KINGMAN - Gasoline prices have been on the rise in Arizona during the past five weeks, jumping about 12 percent across the state, including here in Kingman.
The local price for a gallon of regular unleaded averaged $2.163 Wednesday morning, according to prices compiled from 22 local stations by AAA's Fuel Price Finder, www.aaa.com/fuelfinder. That price remains about 15 cents higher than the statewide average of $2.026, as is typical for northern Arizona, which receives most of its gas via truck from Phoenix and Tucson.
Gas prices for Kingman's nearest neighbors - Bullhead City, Flagstaff and Lake Havasu City - averaged $2.15, $2.252 and $2.187 per gallon, respectively.
Arizona's gas price average remains well above the current national average of $1.891 per gallon.
In fact, the state's gas prices now rank among the most expensive in the continental U.S., with only the west coast, Nevada and New York averaging higher.
According to AAA spokeswoman Michele Donati, that distinction is somewhat of a return to normal for Arizona, which she said has historically placed in the upper-half of gas prices nationally. The situation is compounded by the fact that Arizona has no oil refineries of its own and must rely on a pair of pipelines flowing into the southern part of the state from California and Texas.
But even so, Donati noted that oil has been trading stably in the mid to upper $30 range for weeks, and demand for gasoline has been dropping for 13 consecutive months nationwide. Normally, she said, these factors would lead to the price of gasoline dropping considerably, as it did in the latter half of last year, when prices fell from more than $4 a gallon in July to well below $2 by December.

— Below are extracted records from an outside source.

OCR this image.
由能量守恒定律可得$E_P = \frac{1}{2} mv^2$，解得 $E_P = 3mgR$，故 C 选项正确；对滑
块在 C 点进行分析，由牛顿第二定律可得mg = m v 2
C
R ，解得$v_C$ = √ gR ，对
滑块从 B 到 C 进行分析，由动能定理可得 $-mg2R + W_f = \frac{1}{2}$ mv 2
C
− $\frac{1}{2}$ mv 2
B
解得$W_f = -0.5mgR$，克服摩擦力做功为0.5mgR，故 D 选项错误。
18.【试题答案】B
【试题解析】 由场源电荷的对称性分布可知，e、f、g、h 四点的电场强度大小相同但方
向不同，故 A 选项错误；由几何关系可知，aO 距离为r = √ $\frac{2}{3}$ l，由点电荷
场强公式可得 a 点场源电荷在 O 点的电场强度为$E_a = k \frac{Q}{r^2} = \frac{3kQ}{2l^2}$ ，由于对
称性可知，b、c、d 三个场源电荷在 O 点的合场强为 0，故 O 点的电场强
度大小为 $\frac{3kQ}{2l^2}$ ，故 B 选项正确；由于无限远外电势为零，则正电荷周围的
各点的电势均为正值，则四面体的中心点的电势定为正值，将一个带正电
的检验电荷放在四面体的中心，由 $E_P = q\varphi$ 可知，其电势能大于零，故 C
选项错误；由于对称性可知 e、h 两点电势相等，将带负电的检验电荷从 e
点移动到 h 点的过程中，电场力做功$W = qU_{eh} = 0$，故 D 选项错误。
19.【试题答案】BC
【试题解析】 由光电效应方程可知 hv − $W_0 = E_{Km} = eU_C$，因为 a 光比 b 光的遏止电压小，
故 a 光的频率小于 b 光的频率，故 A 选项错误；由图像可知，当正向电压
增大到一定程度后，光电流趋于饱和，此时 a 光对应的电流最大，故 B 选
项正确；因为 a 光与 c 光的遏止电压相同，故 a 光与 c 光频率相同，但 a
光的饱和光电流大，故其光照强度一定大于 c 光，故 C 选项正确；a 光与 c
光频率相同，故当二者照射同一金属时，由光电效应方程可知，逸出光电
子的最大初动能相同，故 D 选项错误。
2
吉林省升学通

Donati blamed two culprits for keeping Arizona's prices inflated. The first, she said, were California oil refineries making a conscious decision to sell less gas to Arizona in hopes of making more money from California's sky-high gas prices - the highest in the nation at $2.265 per gallon. Donati also claimed that refineries had previously tightened Arizona's access to gas in order to close the gap between supply and demand in the state, thereby preventing gas prices from sinking even lower than they did in late 2008.
Donati said this move caused an unforeseen price jump in January after one of the state's biggest gas distributors, Flying J, filed for Chapter 11 bankruptcy.

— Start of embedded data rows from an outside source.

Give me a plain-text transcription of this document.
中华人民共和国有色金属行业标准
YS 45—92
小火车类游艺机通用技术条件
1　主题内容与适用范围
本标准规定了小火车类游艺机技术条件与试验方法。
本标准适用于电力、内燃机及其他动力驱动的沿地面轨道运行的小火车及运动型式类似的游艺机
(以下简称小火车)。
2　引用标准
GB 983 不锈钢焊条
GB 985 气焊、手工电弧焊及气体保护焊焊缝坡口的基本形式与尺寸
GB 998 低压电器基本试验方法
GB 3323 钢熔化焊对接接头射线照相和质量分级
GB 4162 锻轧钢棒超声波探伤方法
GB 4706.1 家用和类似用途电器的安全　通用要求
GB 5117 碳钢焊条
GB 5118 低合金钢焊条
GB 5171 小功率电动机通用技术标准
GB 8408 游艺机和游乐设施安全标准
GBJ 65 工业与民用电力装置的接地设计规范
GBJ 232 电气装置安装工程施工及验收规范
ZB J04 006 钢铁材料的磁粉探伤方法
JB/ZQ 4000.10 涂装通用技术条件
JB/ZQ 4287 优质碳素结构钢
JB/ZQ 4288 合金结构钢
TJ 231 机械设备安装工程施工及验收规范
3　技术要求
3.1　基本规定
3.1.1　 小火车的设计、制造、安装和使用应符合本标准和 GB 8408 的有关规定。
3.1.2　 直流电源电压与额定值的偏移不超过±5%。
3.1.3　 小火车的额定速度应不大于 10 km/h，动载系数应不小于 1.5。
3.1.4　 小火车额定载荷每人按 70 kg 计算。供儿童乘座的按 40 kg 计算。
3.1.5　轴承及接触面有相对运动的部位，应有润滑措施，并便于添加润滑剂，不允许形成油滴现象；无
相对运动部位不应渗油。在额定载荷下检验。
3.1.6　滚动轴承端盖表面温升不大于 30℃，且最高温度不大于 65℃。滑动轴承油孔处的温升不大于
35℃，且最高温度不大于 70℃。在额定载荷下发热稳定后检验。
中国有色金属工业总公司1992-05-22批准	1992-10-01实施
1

"Flying J was a major supplier of fuel to the state, and that caused gasoline inventories across the state to tighten," Donati said.
"The west line really had to step in and balance out the (supply shortage), because previously the east line was supplying about 80 percent of the fuel."
Donati said the other factor influencing Arizona's gas prices is the simple difficulty local retailers have making a profit off it.
A new report released Feb. 19 by the Oil Price Information Service found that Arizona ranks dead last among the continental U.S. in terms of gasoline profit margins, with retailers losing on average 17.4 cents for every gallon of gas sold. The report found that while retailers are still charging about 18 cents higher than wholesale for a gallon of gas, they are losing 36 cents to state, federal and local taxes, as well as shipping costs.
Four Arizona cities made the report's list of the top ten least profitable metro areas in which to sell gasoline, with Phoenix-Mesa and Tucson topping the list at negative profit margins of 24.4 and 20.6 cents a gallon respectively.
Yuma and Flagstaff also made the list, with losses of 5.6 and 1.5 cents per gallon.
"People get angry at the gas station, but they don't realize that the station itself is making the least profit in terms of selling gasoline," Donati said. "A lot of gas stations actually make very little on gasoline, but they use it as a loss-leader."
Donati said many stations will drop their gas prices as low as they can to get customers to come into the store, where they make up the difference by buying snacks and other sundries. But with the nation undergoing a recession and consumers much more careful with their dwindling discretionary income, such stations are feeling the pinch like never before.
"If you look at an independent station right now that only sells gas and doesn't sell a lot of things inside their store ... those stations will be selling their fuel for a lot more money," Donati said. "They have to raise their price at the pump even more so than stations that sell those convenience items."
So long as retailers continue to struggle to make ends meet, Donati believed it was unlikely local prices would drop back to December levels anytime soon.
"Given what retail profit margins are, it's unlikely, but we're going to continue to monitor it," she said.
"They're pretty much doing all they can to recoup their costs right now."